I’ve been running into a bizarre problem with huge allocations, and I’ve just discovered that the problem can be avoided if I don’t use a keyword argument to a function inside my main computation function. The allocations aren’t happening in a line that actually uses the kwarg; the allocations come later. @code_warntype
shows no problems, and specifically everything directly involved in the worst lines are just Int64
and Float64
. Even for my MWE below, the worst line — which I wouldn’t expect to allocate at all — averages ~128 B of allocation per iteration. I don’t even see that many bytes in all the variables involved in the line! Even the ranges of the for
loops are allocating lots of memory.
But all these allocations go away if I just don’t use the keyword argument in a function call inside my big and ugly function. The function with the kwarg is type stable either way. But looking more closely at the @code_warntype
output, I see that that function is represented as a Core.kwfunc
. I guess this screws things up??? Should I have known this somehow? Is this a bug?
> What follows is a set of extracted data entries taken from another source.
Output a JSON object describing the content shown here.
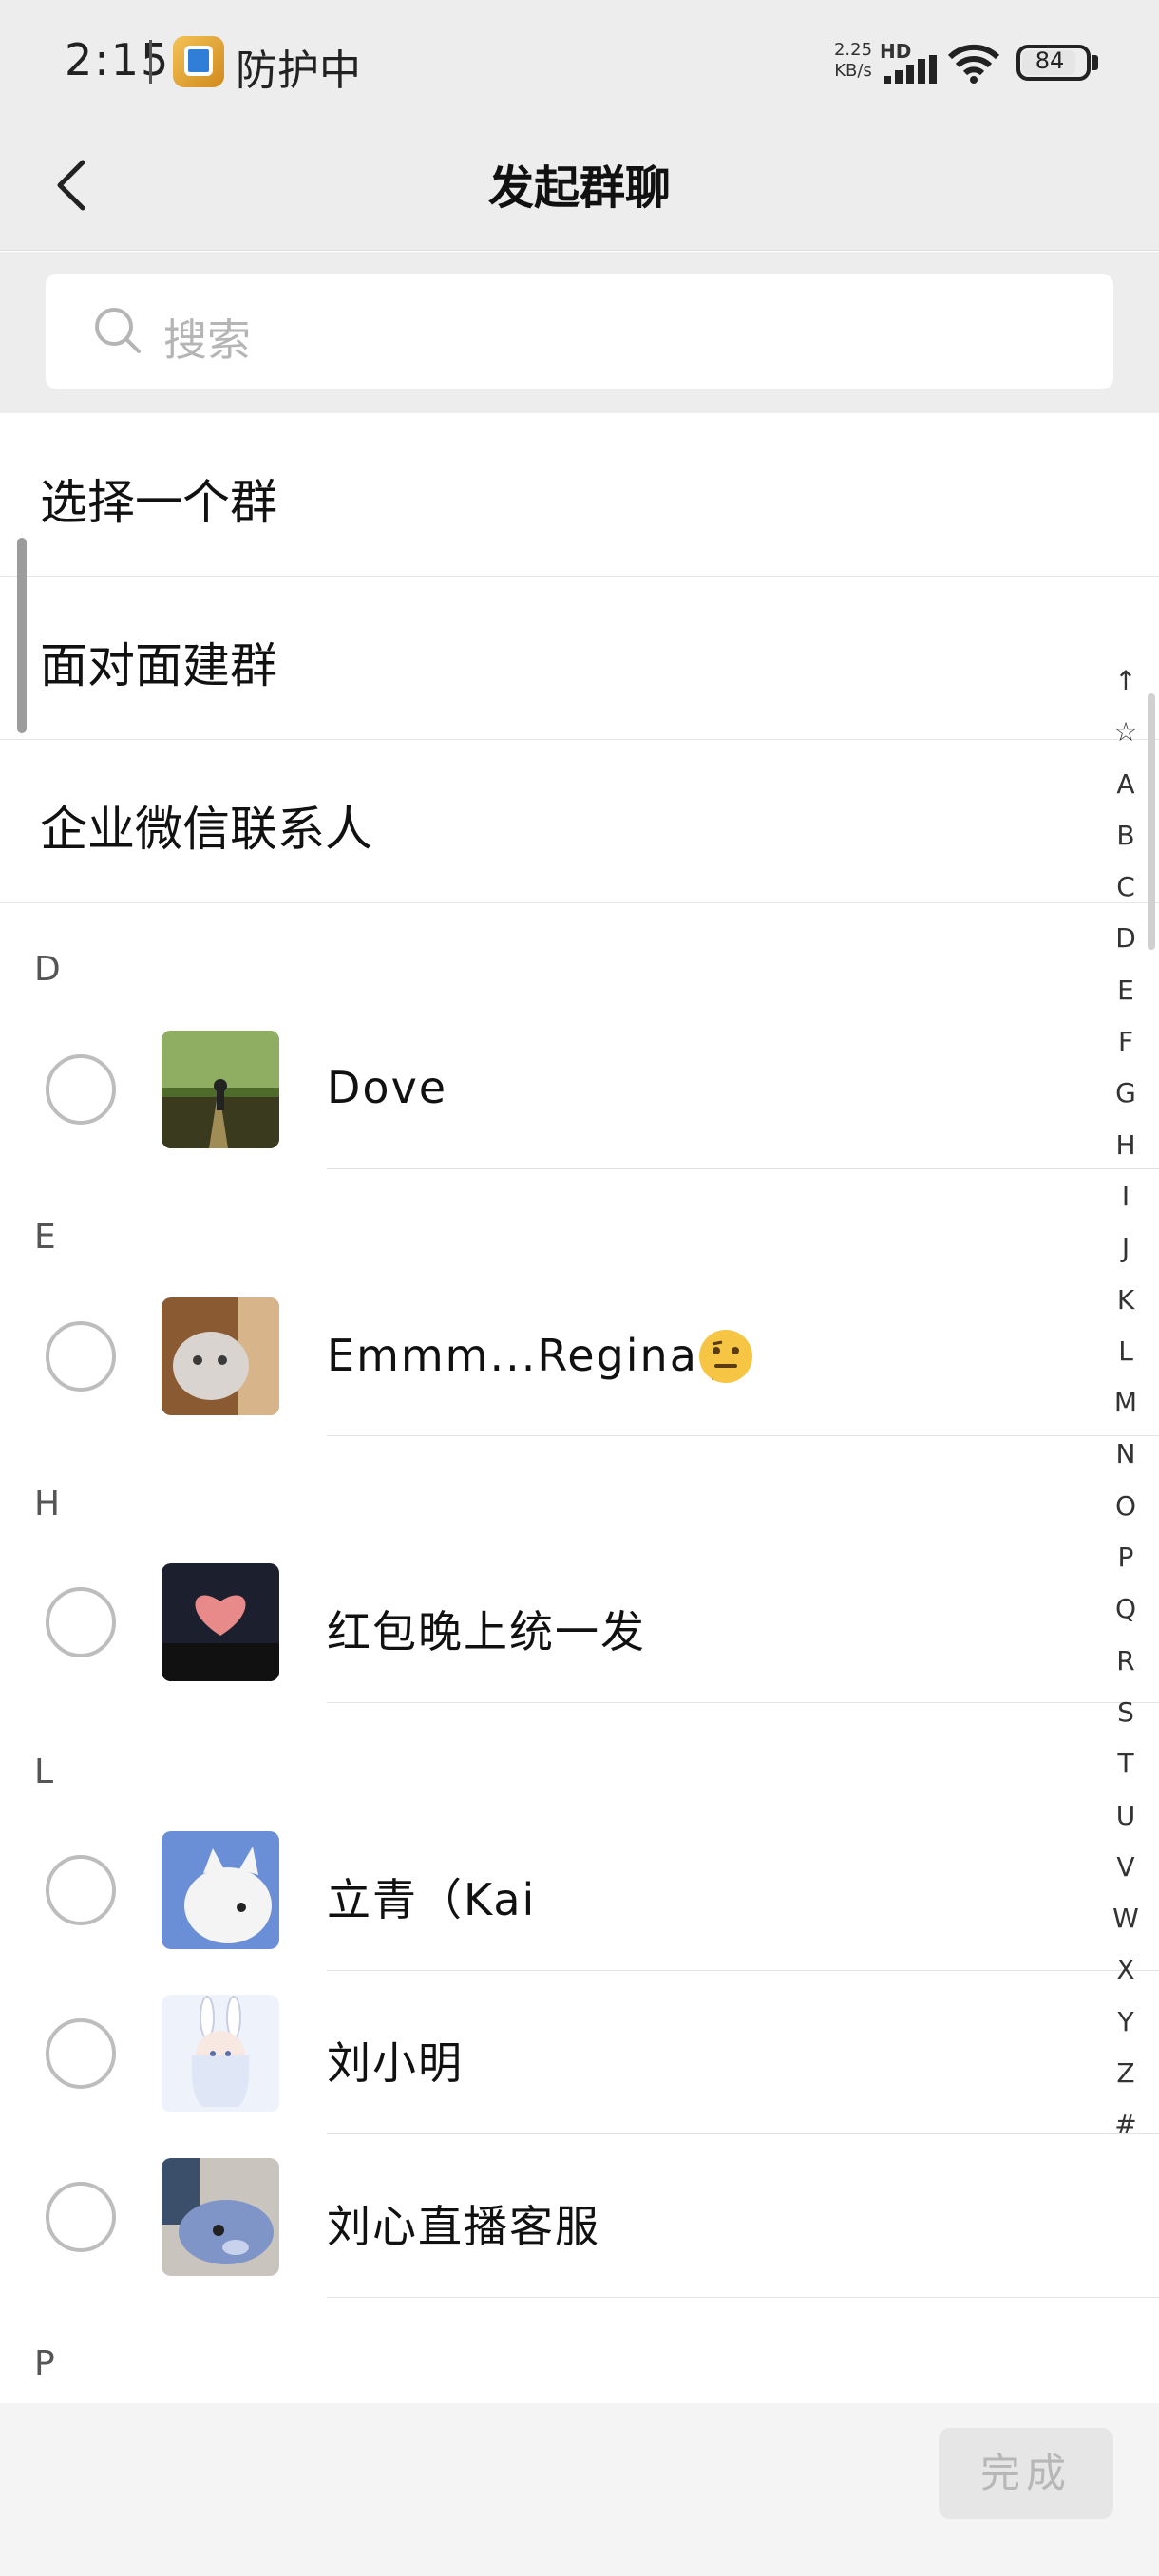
{
  "status_bar": {
    "time": "2:15",
    "app_status": "防护中",
    "net_speed_value": "2.25",
    "net_speed_unit": "KB/s",
    "hd_label": "HD",
    "battery": "84"
  },
  "nav": {
    "title": "发起群聊"
  },
  "search": {
    "placeholder": "搜索"
  },
  "menu": [
    {
      "label": "选择一个群"
    },
    {
      "label": "面对面建群"
    },
    {
      "label": "企业微信联系人"
    }
  ],
  "sections": [
    {
      "letter": "D",
      "contacts": [
        {
          "name": "Dove"
        }
      ]
    },
    {
      "letter": "E",
      "contacts": [
        {
          "name": "Emmm...Regina J"
        }
      ]
    },
    {
      "letter": "H",
      "contacts": [
        {
          "name": "红包晚上统一发"
        }
      ]
    },
    {
      "letter": "L",
      "contacts": [
        {
          "name": "立青（Kai"
        },
        {
          "name": "刘小明"
        },
        {
          "name": "刘心直播客服"
        }
      ]
    },
    {
      "letter": "P",
      "contacts": []
    }
  ],
  "alphabet_index": [
    "↑",
    "☆",
    "A",
    "B",
    "C",
    "D",
    "E",
    "F",
    "G",
    "H",
    "I",
    "J",
    "K",
    "L",
    "M",
    "N",
    "O",
    "P",
    "Q",
    "R",
    "S",
    "T",
    "U",
    "V",
    "W",
    "X",
    "Y",
    "Z",
    "#"
  ],
  "bottom": {
    "done_label": "完成"
  },
  "colors": {
    "header_bg": "#ededed",
    "accent": "#07c160",
    "done_disabled_text": "#b7b7b7"
  }
}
My use case is a pretty big and ugly recurrence computation, but I’ve managed to simplify it as much as possible. Here, index
is the function with the kwarg that I’d like to use, inplace!
is the core computation (drastically simplified here), and compute_a
just sets things up and measures the allocations.
using Profile
function index(n, mp, m; n_max=n)
n + mp + m + n_max
end
function inplace!(a, n_max, index_func=index)
i1 = index_func(1, 2, 3; n_max=n_max) # This version allocates
# i1 = index_func(1, 2, 3) # This version doesn't allocate
i2 = size(a, 1) - 2i1
for i in 1:i2 # Allocates 3182688 B if using kwarg above
a[i + i1] = a[i + i1 - 1] # Allocates 9573120 B if using kwarg above
end
for i in 3:i2-4 # Allocates 3182576 B if using kwarg above
a[i + i1] -= a[i + i1 - 2] # Allocates 12771408 B if using kwarg above
end
end
function compute_a(n_max::Int64)
a = randn(Float64, 100_000)
inplace!(a, n_max, index)
Profile.clear_malloc_data()
inplace!(a, n_max, index)
end
compute_a(10)
[Curiously, I need both for
loops, or the allocations disappear.]
If I just remove the kwarg from the call to index_func
, the allocations all competely disappear; there are no allocations inside inplace!
in that case.